A atitude sensata diante da crise em constante manifestação não é a de impedir o dinamismo da existência de se impor aos seres existentes, mas sim a de lidar com a dinâmica da existência seguindo a sua regra mais básica, natural e, esta sim, “imutável”: a adaptação contínua. É preciso adaptar-se ao fato impositivo da migração humana, da convivência entre pessoas de diferentes contextos culturais, dos benefícios que essa dinâmica traz consigo e dos riscos que ela envolve quando os contextos culturais entram em choque (ou seja, quase sempre).

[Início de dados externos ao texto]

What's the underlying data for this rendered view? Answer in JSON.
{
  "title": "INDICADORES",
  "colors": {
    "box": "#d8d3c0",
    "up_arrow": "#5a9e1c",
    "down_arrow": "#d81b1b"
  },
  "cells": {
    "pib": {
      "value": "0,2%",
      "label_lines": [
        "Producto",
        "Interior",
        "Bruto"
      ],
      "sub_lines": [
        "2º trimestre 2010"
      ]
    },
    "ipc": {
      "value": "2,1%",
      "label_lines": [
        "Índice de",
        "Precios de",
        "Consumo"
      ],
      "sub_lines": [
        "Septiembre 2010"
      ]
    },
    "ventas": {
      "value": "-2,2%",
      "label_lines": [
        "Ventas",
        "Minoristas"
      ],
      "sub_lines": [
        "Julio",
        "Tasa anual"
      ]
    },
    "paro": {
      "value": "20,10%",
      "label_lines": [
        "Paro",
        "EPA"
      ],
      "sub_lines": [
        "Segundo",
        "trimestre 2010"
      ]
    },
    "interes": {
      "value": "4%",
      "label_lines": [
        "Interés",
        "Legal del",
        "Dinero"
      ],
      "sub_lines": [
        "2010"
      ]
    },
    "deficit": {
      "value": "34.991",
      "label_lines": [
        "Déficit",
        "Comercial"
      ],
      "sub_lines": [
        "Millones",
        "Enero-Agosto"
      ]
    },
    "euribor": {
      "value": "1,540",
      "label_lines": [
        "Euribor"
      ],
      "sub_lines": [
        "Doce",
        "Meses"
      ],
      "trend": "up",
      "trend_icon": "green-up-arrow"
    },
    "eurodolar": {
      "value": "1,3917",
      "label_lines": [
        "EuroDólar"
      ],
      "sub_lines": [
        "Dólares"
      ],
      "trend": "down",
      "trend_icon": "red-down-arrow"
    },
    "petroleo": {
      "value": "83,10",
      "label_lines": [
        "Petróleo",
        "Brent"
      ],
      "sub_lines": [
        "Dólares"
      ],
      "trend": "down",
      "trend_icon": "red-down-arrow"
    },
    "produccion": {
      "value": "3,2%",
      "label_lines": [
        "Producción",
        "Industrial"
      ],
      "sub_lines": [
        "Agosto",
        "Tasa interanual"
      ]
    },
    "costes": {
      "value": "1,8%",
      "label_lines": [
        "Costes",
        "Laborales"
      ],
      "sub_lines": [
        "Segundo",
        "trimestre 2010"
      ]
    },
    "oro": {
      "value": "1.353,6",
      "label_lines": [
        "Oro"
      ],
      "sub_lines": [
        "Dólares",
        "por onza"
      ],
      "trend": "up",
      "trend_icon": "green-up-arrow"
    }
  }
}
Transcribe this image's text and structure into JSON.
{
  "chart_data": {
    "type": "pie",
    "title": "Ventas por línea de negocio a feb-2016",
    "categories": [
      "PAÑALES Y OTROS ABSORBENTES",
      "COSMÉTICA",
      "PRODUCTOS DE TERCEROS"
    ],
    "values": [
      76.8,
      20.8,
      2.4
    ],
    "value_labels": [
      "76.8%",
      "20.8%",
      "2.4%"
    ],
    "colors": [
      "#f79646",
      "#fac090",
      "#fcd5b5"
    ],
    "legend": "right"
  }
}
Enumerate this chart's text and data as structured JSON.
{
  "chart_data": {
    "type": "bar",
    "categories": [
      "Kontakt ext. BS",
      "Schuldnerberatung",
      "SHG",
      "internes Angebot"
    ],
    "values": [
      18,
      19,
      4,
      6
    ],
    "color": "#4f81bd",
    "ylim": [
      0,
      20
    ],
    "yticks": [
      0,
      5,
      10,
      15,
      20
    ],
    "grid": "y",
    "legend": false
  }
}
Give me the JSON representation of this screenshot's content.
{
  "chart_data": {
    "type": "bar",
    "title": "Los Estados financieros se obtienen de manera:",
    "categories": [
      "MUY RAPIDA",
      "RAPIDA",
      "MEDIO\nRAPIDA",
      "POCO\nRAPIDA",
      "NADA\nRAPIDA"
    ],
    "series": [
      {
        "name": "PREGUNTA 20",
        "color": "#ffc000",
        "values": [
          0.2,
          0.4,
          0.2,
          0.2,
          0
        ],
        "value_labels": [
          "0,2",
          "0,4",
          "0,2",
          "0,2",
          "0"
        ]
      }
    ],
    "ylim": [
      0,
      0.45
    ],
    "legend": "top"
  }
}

Ou se perde tempo e dinheiro tentando em vão impedir a dinâmica da realidade ou se investe tempo e dinheiro adaptando-se a ela com a mais eficiente combinação possível entre ordem humanamente construída e caos naturalmente destruidor.
“Mas isso é difícil!”. Oh, não me diga!
Diante deste desafio, pedir que as pessoas parem de fazer ligações no dia em que elas mais querem e precisam fazer ligações é acionar um alerta vermelho mais assustador que o terrorismo – porque é uma declaração explícita de que não se entendeu nada sobre o que está acontecendo e menos ainda sobre o que pode (e vai) acontecer.